Wednesday, August 28, 2013

A Declaration of Being

I'm a "???".  Most of us can fill in the blank with a number of descriptors. At the Jewish Artists' Lab* exhibition, artist Robyn Awend has an interactive piece which consists of plastic card holders, each pocket holding a card that describes one attribute among the multiplicity of things that can describe a person. The act of taking a card is a declaration of being, of who one is, or at least one aspect of who one is.  It is in the combination of attributes that we begin to define our uniqueness.

Last week at the opening we had a gallery filled with people and vibrating with energy. The catalog looked beautiful and each artwork told a story about a subject we had discussed, but also gave a glimpse into the artist.

The poem I wrote to accompany my painting drew a lot of interest and brought me back to the topic of declaring who one is. " I'm not really a poet ," I protested, conscious of the "real" writers and poets who create far more "poetic" work among our group. The act of declaration seems to carry a responsibility to work at and develop a craft. I'm not sure I'm ready to make such a declaration about poetry. I think about a journal from my 20s filled with poetry, a chronicle of my first marriage. When did I stop writing? I think it was as that marriage wound down, as if I could only write when faced with youthful angst. Since then I've written a handful of playful poems for special occasions, but nothing of the daily fabric of life.

So what motivated this recent effort? In this case it just seemed like the best way to juxtapose the two stories, Abraham and Isaac and Dora and her mother. The other advantage of poetry was that it let me tell the story through the eyes of Isaac and Dora. Not only could I contemplate their experience, but for a brief moment I could step inside of it and imagine it through their eyes. I am accustom to working in a series of paintings, each one allowing me to look at a different facet of the topic I explore. One painting just didn't seem like enough. I could easily have done a series, but lacking wall space in the exhibition, I decided to use a different medium. In the process it felt a bit like discovering an old friend. The sound of words lapping up against each other, giving voice, echoing, weaving in and out, each voice stepping up in turn to declare itself.

I thought about those other declarations in my life. "I am an artist" took me a long time to state. Back when I painted just for me I used to debate with my husband what made one an artist. He felt that painting for a larger audience was important to the definition. I argued that one who paints is an artist. Even as I asserted that, it was still hard to get those words out when asked what I did. It was only when I started showing my work that it gradually became easier to take ownership of that label. The rest of the world began to see me through that lens, but it still had to begin with that barely whispered assertion, "I am an artist".

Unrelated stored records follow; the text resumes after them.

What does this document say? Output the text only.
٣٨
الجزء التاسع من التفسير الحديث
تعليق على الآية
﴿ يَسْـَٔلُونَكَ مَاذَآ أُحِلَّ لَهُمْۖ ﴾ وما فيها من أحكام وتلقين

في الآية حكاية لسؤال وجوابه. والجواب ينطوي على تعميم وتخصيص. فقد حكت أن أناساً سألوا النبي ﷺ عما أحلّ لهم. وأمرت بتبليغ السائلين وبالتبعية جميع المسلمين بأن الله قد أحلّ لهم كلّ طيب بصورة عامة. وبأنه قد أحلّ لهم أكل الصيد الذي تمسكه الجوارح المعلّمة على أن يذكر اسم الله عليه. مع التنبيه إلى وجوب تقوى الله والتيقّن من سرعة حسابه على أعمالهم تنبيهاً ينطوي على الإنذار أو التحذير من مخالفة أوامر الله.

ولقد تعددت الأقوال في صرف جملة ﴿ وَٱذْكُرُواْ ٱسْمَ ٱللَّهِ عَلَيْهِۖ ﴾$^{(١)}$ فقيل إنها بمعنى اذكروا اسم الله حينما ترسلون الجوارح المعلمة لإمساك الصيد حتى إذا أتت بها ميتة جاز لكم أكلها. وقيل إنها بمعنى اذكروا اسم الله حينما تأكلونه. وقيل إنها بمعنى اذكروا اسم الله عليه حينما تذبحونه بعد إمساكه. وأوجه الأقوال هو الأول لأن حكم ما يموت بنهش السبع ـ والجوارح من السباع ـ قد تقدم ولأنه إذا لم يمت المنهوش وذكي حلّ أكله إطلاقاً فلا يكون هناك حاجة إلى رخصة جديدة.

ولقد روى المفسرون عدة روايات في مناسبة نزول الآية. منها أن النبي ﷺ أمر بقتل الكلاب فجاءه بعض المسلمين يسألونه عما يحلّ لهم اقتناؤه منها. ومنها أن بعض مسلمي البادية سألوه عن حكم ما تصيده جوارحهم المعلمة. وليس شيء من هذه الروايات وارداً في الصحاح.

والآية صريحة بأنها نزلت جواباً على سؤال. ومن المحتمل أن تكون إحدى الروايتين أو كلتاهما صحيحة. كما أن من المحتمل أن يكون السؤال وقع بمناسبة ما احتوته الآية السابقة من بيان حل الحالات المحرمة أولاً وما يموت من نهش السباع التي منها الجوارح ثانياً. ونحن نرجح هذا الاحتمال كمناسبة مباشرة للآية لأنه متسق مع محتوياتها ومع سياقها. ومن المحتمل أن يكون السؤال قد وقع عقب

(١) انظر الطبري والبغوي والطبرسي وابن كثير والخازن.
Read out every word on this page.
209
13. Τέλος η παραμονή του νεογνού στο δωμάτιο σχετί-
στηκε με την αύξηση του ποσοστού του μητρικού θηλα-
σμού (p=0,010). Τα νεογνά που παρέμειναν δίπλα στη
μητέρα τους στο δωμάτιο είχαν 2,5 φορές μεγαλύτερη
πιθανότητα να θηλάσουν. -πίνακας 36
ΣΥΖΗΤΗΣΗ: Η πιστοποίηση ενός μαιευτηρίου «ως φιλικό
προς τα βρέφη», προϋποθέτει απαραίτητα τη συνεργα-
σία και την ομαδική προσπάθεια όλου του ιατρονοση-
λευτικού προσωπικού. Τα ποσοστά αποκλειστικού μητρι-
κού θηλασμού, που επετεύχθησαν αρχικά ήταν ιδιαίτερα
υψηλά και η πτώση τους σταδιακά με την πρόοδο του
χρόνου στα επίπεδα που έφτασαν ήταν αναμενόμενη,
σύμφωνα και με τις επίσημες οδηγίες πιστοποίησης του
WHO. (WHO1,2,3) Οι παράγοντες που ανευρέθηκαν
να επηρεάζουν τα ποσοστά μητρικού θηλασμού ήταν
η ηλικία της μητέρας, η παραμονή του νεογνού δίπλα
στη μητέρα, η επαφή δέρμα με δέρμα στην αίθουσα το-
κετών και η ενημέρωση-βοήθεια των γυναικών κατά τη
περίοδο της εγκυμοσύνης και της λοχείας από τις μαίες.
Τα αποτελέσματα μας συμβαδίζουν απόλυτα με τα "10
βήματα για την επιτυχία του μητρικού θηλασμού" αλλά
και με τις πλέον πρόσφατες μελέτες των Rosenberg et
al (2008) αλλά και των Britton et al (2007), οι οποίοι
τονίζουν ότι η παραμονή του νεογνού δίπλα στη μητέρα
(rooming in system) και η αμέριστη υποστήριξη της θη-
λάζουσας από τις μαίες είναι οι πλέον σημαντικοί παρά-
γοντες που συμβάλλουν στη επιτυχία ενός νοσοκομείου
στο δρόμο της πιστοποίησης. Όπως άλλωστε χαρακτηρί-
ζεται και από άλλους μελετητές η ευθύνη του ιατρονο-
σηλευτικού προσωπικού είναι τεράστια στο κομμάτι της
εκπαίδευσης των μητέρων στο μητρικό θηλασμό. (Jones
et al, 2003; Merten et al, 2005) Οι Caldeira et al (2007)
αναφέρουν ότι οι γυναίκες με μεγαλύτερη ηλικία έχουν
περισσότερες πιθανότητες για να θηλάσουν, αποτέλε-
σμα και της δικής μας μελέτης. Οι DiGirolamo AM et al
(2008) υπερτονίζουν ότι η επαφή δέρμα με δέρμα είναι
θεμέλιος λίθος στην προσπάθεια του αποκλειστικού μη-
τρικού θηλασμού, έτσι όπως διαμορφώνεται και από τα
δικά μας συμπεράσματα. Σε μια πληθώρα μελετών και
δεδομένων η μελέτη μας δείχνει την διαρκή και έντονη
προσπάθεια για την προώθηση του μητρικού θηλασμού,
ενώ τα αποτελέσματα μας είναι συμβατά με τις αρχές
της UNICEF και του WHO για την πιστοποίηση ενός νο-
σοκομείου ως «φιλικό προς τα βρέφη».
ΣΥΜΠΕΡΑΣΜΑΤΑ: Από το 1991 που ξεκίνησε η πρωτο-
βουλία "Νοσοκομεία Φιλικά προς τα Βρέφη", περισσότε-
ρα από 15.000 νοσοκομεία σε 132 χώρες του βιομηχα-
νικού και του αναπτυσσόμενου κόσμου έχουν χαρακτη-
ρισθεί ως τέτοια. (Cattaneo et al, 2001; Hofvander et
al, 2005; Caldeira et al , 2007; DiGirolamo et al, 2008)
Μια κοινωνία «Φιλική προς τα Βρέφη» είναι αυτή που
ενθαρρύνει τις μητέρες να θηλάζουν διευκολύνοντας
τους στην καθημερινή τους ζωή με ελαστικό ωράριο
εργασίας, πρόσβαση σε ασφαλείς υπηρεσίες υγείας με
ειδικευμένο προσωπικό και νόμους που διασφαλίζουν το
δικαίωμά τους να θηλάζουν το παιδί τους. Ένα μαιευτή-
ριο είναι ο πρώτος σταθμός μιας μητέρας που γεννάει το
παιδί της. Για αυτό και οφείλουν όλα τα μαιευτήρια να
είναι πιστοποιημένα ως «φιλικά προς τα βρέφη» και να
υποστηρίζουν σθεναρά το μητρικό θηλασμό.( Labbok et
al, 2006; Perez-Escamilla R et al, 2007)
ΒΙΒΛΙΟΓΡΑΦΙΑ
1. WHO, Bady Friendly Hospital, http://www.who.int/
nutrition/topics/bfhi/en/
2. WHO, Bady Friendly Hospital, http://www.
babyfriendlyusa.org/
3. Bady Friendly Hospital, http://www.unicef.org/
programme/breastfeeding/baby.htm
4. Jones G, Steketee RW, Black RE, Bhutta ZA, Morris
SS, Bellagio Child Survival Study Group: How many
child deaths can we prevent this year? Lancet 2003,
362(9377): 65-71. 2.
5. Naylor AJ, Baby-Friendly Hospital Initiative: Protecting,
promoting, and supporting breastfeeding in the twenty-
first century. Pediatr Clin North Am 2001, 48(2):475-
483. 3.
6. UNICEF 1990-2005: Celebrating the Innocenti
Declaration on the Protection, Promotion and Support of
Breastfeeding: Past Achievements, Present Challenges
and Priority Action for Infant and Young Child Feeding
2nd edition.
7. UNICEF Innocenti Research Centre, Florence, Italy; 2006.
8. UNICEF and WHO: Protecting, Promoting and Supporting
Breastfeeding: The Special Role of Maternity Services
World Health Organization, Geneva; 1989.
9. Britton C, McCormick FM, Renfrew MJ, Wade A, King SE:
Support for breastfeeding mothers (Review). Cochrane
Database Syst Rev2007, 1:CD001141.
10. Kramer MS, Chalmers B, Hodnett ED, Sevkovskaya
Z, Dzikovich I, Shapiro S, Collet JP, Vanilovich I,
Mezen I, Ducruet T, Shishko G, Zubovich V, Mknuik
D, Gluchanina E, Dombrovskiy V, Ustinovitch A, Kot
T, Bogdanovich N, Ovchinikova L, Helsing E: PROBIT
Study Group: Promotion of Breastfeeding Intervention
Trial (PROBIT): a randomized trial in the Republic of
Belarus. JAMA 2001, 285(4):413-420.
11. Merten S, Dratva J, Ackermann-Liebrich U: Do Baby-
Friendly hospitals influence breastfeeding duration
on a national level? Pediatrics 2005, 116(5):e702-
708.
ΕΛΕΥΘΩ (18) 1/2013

"I am a writer" is still in its infancy. I've been writing this blog for over four years. Does that make me a writer or is blogging a category unto itself? Words are a medium that I embrace, but with such truly accomplished writers in the world, it seems like hubris to claim that label. And yet...claiming that one is a "fill in the blank" is often the first step to becoming that.

Yesterday I wore one of my other hats. I interviewed for an interim CFO job. When asked if I would be interested in full-time permanent work, I quickly responded with a definitive "No!". "Why not?" I was asked. "I have other things I want to do, I am an artist," I replied. I marveled at how easily it rolled off the tongue. I realized that I had reached a milestone when I could so easily integrate that part of me with the financial business side of my being. We are each many things and embracing that messy, squirming totality is the first step towards being our full selves.

*The Jewish Artists’ Laboratory is an arts initiative through the Sabes Jewish Community Center featuring 17 artists exploring the theme of Text/Context/Subtext through study and art making. The project is funded through The Covenant Foundation and similar projects are being done in both Milwaukee and Madison. Artists explore how the theme of Text/Context/Subtext is relevant to Jews and non-Jews, to religious and non-religious, to the community and to the individual, to the artist and the non-artist.